As the electric vehicle industry continues to evolve, one of its focus areas is stranded energy. Stranded energy refers to the residual charge or stored energy left in a battery after an automobile accident that cannot be directly accessed but still poses a potential shock or fire hazard.
While several potential solutions exist for stranded energy, there is no standardized method for discharging damaged or used batteries, according to Rich Byczek, Global Technical Lead, Electric Vehicle & Energy Storage, Intertek. NHTSA (U.S. National Highway Traffic Safety Administration), NFPA (National Fire Protection Association), and SAE International are all working to address this gap.
The SAE Battery Standards Fuel Gauge Committee is currently developing SAE J3009: Stranded Energy – Reporting and Extraction from Vehicle Electrochemical Storage Systems. In addition, the SAE Battery Field Discharge and Disconnect Committee is working to develop a standard method and interface for the field discharge of live batteries.
A global testing and certification company with an expert on ANSI (the American National Standards Institute) Electric Vehicle Standards Panel (EVSP), Intertek is at the forefront of stranded energy standard development and testing.
The development of such standards is critical for several reasons, said Byczek. “Without diagnostic capabilities, the state of the battery is unknown. Charge left in a battery after an automobile accident poses great risk to secondary responders including tow truck operators, dealerships and vehicle repair shops. These responders need to have a standardized protocol for accessing the internals of the battery and safely discharging it.”

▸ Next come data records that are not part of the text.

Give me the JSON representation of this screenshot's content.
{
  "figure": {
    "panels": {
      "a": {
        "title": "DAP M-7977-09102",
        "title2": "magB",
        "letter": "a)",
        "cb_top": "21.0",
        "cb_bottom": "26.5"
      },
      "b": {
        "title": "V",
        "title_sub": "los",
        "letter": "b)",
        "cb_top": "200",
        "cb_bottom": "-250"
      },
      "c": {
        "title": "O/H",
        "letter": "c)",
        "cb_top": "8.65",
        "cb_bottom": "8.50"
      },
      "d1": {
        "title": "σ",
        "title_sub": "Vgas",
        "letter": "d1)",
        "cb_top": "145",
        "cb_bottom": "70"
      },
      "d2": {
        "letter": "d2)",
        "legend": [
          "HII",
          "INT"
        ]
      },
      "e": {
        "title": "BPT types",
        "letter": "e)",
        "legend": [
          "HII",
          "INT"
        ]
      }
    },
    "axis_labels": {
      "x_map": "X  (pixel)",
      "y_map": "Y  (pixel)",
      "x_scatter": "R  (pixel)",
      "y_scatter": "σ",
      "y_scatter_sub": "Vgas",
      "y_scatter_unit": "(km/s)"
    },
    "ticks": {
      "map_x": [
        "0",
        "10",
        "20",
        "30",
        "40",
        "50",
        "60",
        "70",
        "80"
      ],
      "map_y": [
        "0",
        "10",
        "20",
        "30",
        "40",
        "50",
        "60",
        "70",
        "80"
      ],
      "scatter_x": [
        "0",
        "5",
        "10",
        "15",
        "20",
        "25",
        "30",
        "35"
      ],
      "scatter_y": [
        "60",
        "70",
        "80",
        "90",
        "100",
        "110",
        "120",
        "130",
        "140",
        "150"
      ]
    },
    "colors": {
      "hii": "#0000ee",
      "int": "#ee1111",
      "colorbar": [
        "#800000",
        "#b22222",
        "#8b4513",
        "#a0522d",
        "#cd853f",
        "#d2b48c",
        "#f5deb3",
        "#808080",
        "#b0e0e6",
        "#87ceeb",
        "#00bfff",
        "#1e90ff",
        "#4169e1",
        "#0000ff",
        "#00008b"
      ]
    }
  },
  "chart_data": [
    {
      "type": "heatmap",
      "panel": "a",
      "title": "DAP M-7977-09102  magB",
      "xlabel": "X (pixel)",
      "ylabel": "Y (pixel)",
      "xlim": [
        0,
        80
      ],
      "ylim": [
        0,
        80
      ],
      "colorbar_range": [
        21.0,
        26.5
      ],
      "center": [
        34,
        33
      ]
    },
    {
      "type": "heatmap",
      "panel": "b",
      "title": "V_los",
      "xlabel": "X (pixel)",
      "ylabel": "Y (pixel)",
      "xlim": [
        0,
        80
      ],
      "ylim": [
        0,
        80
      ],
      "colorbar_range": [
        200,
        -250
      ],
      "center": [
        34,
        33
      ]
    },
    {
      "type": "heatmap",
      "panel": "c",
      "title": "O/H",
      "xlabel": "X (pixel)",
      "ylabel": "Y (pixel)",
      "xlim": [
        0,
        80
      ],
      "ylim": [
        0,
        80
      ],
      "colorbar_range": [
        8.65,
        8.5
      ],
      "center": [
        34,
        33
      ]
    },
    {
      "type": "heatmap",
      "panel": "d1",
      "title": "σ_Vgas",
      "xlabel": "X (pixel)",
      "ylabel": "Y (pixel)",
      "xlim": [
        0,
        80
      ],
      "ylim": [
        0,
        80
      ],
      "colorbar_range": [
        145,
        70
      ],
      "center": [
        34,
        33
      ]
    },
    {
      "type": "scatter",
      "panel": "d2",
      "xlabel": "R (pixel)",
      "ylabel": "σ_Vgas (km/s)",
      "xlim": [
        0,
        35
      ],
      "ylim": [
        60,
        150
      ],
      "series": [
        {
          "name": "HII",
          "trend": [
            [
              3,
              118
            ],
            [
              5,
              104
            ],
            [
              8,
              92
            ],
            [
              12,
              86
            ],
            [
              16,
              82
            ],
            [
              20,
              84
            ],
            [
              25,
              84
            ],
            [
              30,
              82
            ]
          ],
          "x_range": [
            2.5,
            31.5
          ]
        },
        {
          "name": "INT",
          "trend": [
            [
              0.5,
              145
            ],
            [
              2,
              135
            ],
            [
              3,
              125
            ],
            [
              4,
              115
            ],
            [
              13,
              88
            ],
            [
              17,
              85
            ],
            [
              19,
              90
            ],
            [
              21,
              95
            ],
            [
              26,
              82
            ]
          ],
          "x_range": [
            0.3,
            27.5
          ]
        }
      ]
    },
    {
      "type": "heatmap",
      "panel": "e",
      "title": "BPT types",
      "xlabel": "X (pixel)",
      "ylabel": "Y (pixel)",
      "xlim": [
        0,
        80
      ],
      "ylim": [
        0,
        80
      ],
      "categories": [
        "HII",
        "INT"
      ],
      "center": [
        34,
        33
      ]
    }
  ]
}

Currently, he said, there are two potential solutions for dealing with stranded energy. The “suitcase tester” combines the efforts of both the NHTSA and SAE committees. This solution would require all automakers to accept a standardized battery high voltage (HV) port that could be accessed by a single discharge tool. All tow truck operators would be able to use this tool to examine the status of the battery and remove stranded energy before proceeding with vehicle towing.
The second potential solution is an automatic self-discharge system. In the event of an automobile accident and the automatic disconnection of the vehicle's HV system, the battery would automatically self-discharge.
“Neither of these solutions is without issue,” said Byczek, “but both are an important step toward a standardized stranded energy solution. As members of the EV industry continue to work toward ensuring the safety of secondary responders, EV manufacturers must prepare for a new wave of standards and the new testing and certification requirements that accompany them.”